Since there are more colour groups than word groups, some word lengths are assigned to different colour groups. For the combined colour group (less than 200 hits), several word lengths are assigned to one colour group.
To check whether the formula used allows an approximately correct area distribution of the individual colour values to the text, the quotient of the individual colour value and the character length of the individual word was formed. Over all colour values, it lies between 347 and 392 characters, which is precise enough for the artist.
The rest is decided by the text.
(07/21)
Michael Kumpfmüller's "Ach! Virginia" recounts the last eleven days in Virginia Woolf's life before she drowned herself in the River Ouse in 1941.
Annie Leibovitz visited Virginia Woolf's last place of residence, Monks House, for her book of photographs "Pilgrimage" and photographed the waters of the River Ouse, in which Virginia Woolf drowned herself on 28 March 1941.
Kumpfmüller's literary work is linked by a set of rules with Annie Leibovitz's photographic work to form a new work of art.
The literary work is defined by the word. The photographic work is defined by colour. Both works have a two-dimensional surface as a common feature.
The works are merged by matching the distribution of words in the text with the distribution of colours in the photographic work.
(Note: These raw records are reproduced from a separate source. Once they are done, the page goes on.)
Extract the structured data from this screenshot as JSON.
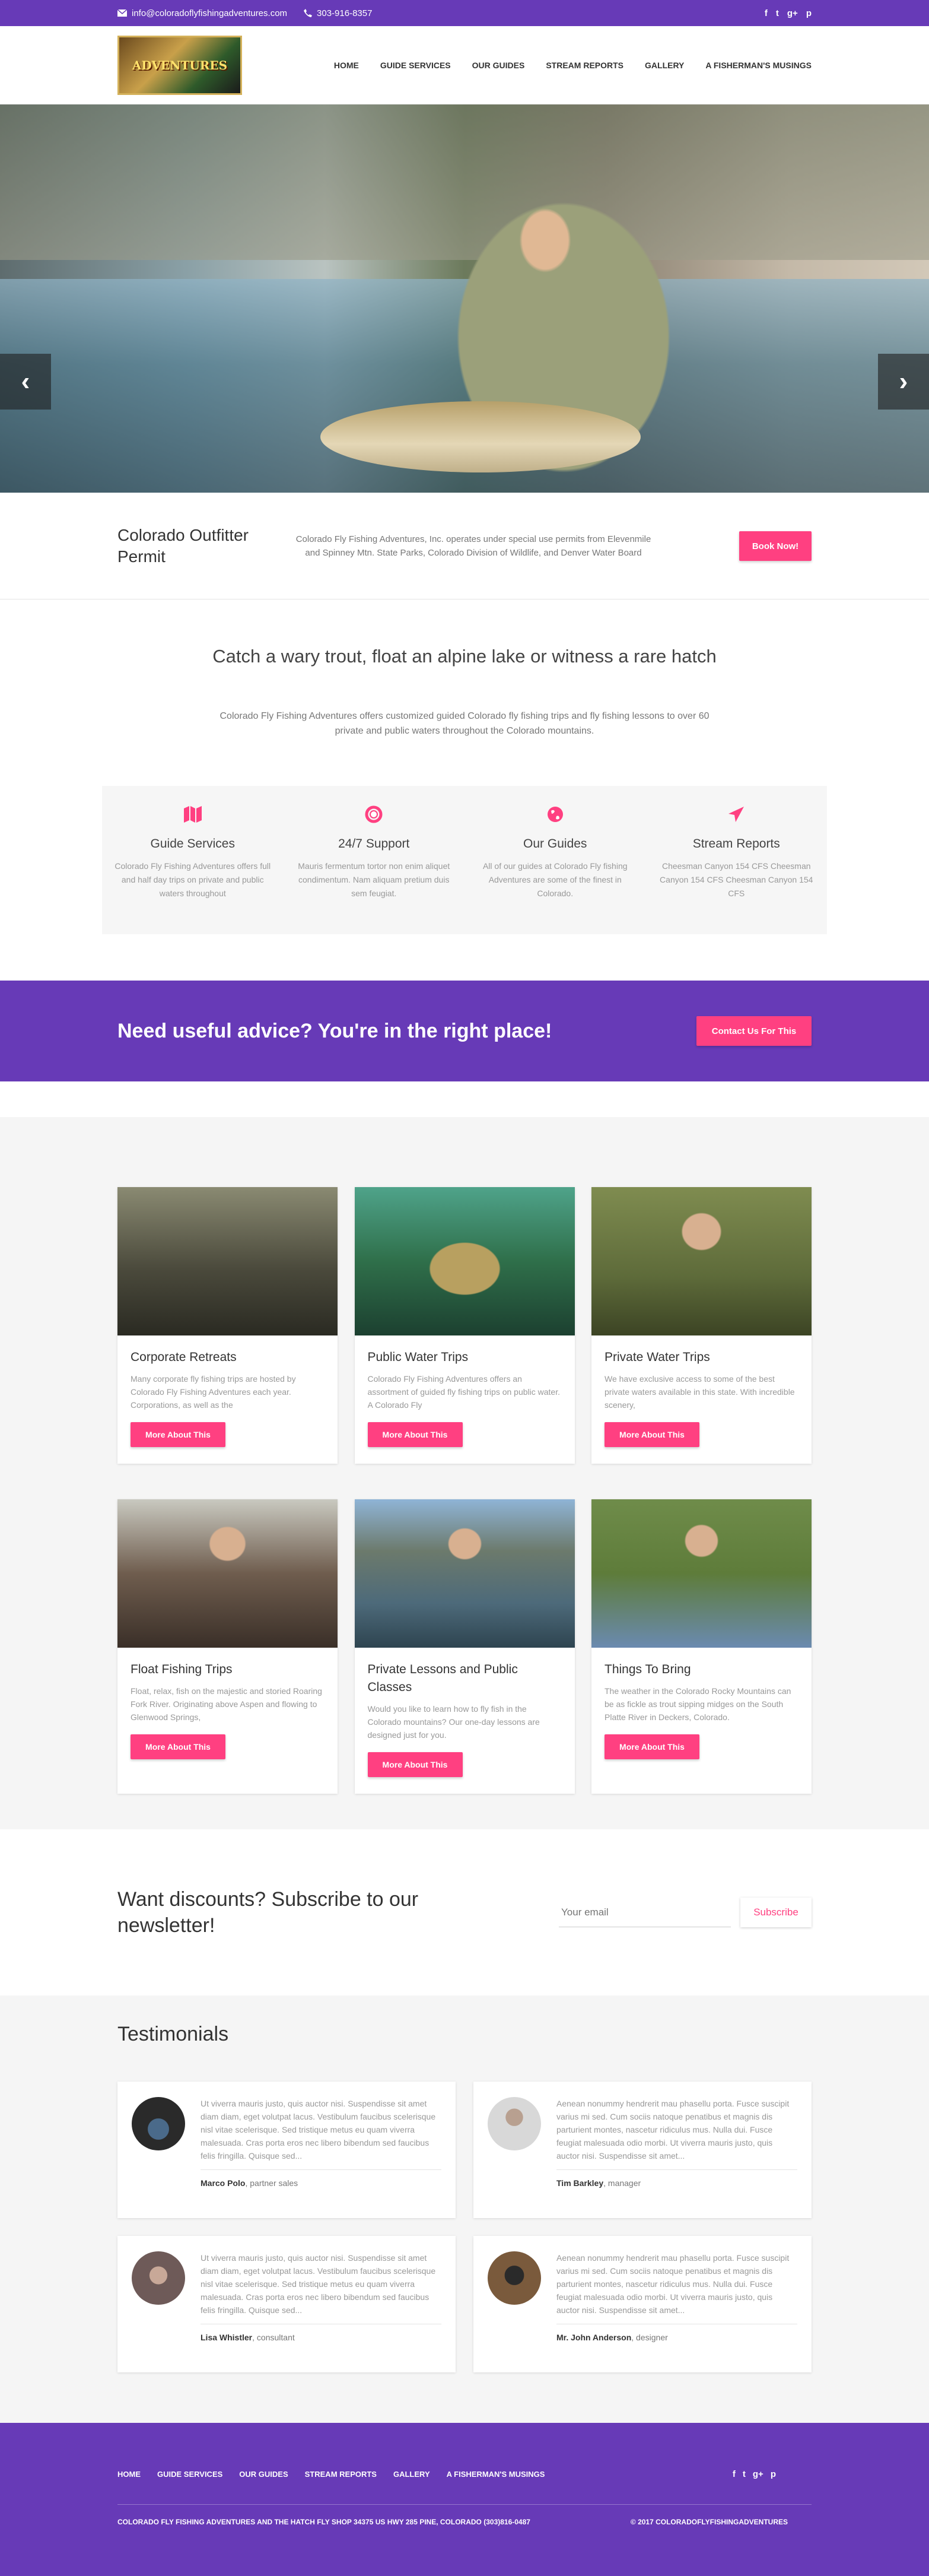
{
  "topbar": {
    "email": "info@coloradoflyfishingadventures.com",
    "phone": "303-916-8357",
    "social": [
      "f",
      "t",
      "g+",
      "p"
    ]
  },
  "header": {
    "logo_text": "ADVENTURES",
    "nav": [
      "HOME",
      "GUIDE SERVICES",
      "OUR GUIDES",
      "STREAM REPORTS",
      "GALLERY",
      "A FISHERMAN'S MUSINGS"
    ]
  },
  "hero": {
    "prev": "‹",
    "next": "›"
  },
  "permit": {
    "title": "Colorado Outfitter Permit",
    "text": "Colorado Fly Fishing Adventures, Inc. operates under special use permits from Elevenmile and Spinney Mtn. State Parks, Colorado Division of Wildlife, and Denver Water Board",
    "button": "Book Now!"
  },
  "intro": {
    "title": "Catch a wary trout, float an alpine lake or witness a rare hatch",
    "text": "Colorado Fly Fishing Adventures offers customized guided Colorado fly fishing trips and fly fishing lessons to over 60 private and public waters throughout the Colorado mountains."
  },
  "features": [
    {
      "icon": "map-icon",
      "title": "Guide Services",
      "text": "Colorado Fly Fishing Adventures offers full and half day trips on private and public waters throughout"
    },
    {
      "icon": "support-icon",
      "title": "24/7 Support",
      "text": "Mauris fermentum tortor non enim aliquet condimentum. Nam aliquam pretium duis sem feugiat."
    },
    {
      "icon": "globe-icon",
      "title": "Our Guides",
      "text": "All of our guides at Colorado Fly fishing Adventures are some of the finest in Colorado."
    },
    {
      "icon": "plane-icon",
      "title": "Stream Reports",
      "text": "Cheesman Canyon 154 CFS Cheesman Canyon 154 CFS Cheesman Canyon 154 CFS"
    }
  ],
  "cta": {
    "title": "Need useful advice? You're in the right place!",
    "button": "Contact Us For This"
  },
  "services": [
    {
      "title": "Corporate Retreats",
      "text": "Many corporate fly fishing trips are hosted by Colorado Fly Fishing Adventures each year. Corporations, as well as the",
      "button": "More About This",
      "color": "#4b4a3c"
    },
    {
      "title": "Public Water Trips",
      "text": "Colorado Fly Fishing Adventures offers an assortment of guided fly fishing trips on public water. A Colorado Fly",
      "button": "More About This",
      "color": "#2f6f4a"
    },
    {
      "title": "Private Water Trips",
      "text": "We have exclusive access to some of the best private waters available in this state. With incredible scenery,",
      "button": "More About This",
      "color": "#5e6b3a"
    },
    {
      "title": "Float Fishing Trips",
      "text": "Float, relax, fish on the majestic and storied Roaring Fork River. Originating above Aspen and flowing to Glenwood Springs,",
      "button": "More About This",
      "color": "#6f5d4e"
    },
    {
      "title": "Private Lessons and Public Classes",
      "text": "Would you like to learn how to fly fish in the Colorado mountains? Our one-day lessons are designed just for you.",
      "button": "More About This",
      "color": "#4d6a7a"
    },
    {
      "title": "Things To Bring",
      "text": "The weather in the Colorado Rocky Mountains can be as fickle as trout sipping midges on the South Platte River in Deckers, Colorado.",
      "button": "More About This",
      "color": "#5e7c3a"
    }
  ],
  "newsletter": {
    "title": "Want discounts? Subscribe to our newsletter!",
    "placeholder": "Your email",
    "button": "Subscribe"
  },
  "testimonials": {
    "title": "Testimonials",
    "items": [
      {
        "text": "Ut viverra mauris justo, quis auctor nisi. Suspendisse sit amet diam diam, eget volutpat lacus. Vestibulum faucibus scelerisque nisl vitae scelerisque. Sed tristique metus eu quam viverra malesuada. Cras porta eros nec libero bibendum sed faucibus felis fringilla. Quisque sed...",
        "name": "Marco Polo",
        "role": ", partner sales",
        "color": "#2a2a2a"
      },
      {
        "text": "Aenean nonummy hendrerit mau phasellu porta. Fusce suscipit varius mi sed. Cum sociis natoque penatibus et magnis dis parturient montes, nascetur ridiculus mus. Nulla dui. Fusce feugiat malesuada odio morbi. Ut viverra mauris justo, quis auctor nisi. Suspendisse sit amet...",
        "name": "Tim Barkley",
        "role": ", manager",
        "color": "#c8c8c8"
      },
      {
        "text": "Ut viverra mauris justo, quis auctor nisi. Suspendisse sit amet diam diam, eget volutpat lacus. Vestibulum faucibus scelerisque nisl vitae scelerisque. Sed tristique metus eu quam viverra malesuada. Cras porta eros nec libero bibendum sed faucibus felis fringilla. Quisque sed...",
        "name": "Lisa Whistler",
        "role": ", consultant",
        "color": "#6e5a58"
      },
      {
        "text": "Aenean nonummy hendrerit mau phasellu porta. Fusce suscipit varius mi sed. Cum sociis natoque penatibus et magnis dis parturient montes, nascetur ridiculus mus. Nulla dui. Fusce feugiat malesuada odio morbi. Ut viverra mauris justo, quis auctor nisi. Suspendisse sit amet...",
        "name": "Mr. John Anderson",
        "role": ", designer",
        "color": "#7a5a3c"
      }
    ]
  },
  "footer": {
    "nav": [
      "HOME",
      "GUIDE SERVICES",
      "OUR GUIDES",
      "STREAM REPORTS",
      "GALLERY",
      "A FISHERMAN'S MUSINGS"
    ],
    "social": [
      "f",
      "t",
      "g+",
      "p"
    ],
    "address": "COLORADO FLY FISHING ADVENTURES AND THE HATCH FLY SHOP 34375 US HWY 285 PINE, COLORADO (303)816-0487",
    "copyright": "© 2017 COLORADOFLYFISHINGADVENTURES"
  },
  "colors": {
    "brand": "#673ab7",
    "accent": "#ff4081"
  }
}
The comparison is made between the simplified proportion of the surface ratio of words and colours in the individual works.
The abstraction of the photograph reduces its immanent information exclusively around the representational image, all other information is retained. The text is inoculated with this information.
The text has an advantage here because its functionality is preserved and it is expanded by information.
(04/21)
Clean text to create a cleaned up justification of the text. Isolate words. Draft rule for using punctuation marks in relation to words. Count words. Determine length of words. Determine frequency of words. Determine the frequency of words of a certain length. Determine the total length of words with a certain length.
There are 6335 different words in the text. For the purposes of this work, a word is a text component that is surrounded by spaces (adjusted for punctuation marks). Numbers and figures are words. Abbreviations are words.
The length of words, as defined, includes words of 1, 2, 3, 4, 5, 6, 7, 8, 9, 10, 11, 12, 13, 14 ,15, 16, 17, 18, 19, 20 ,21, 23, 24, 33 characters.
(06/21)
Determine colour values in RGB from the photograph in a raster by means of a color analyser (used DATACOLOR DC10-3) and transfer them to a list. Convert hexadecimal values into decimal R-G-B values.
678 measuring points are recorded. In all values, there are only two duplications of colour values.
(11/20)
Transfer the entire text of Michael Kumpfmüller's "Ach! Virginia" (978-3-462-04921-3) into a text file. Find numerical anomalies in the text. Measure colour values from Anne Leibovitz's photograph The River Ouse, near Monks House (pages 40-41 of "Pilgrimage" 978-0-375-50508-9) in a defined grid and save them in RGB values. Find numerical anomalies in the distribution of colour values.
Find out the definition of the commonalities of the numerical anomalies and apply these commonalities to the distribution of colour values in the block text.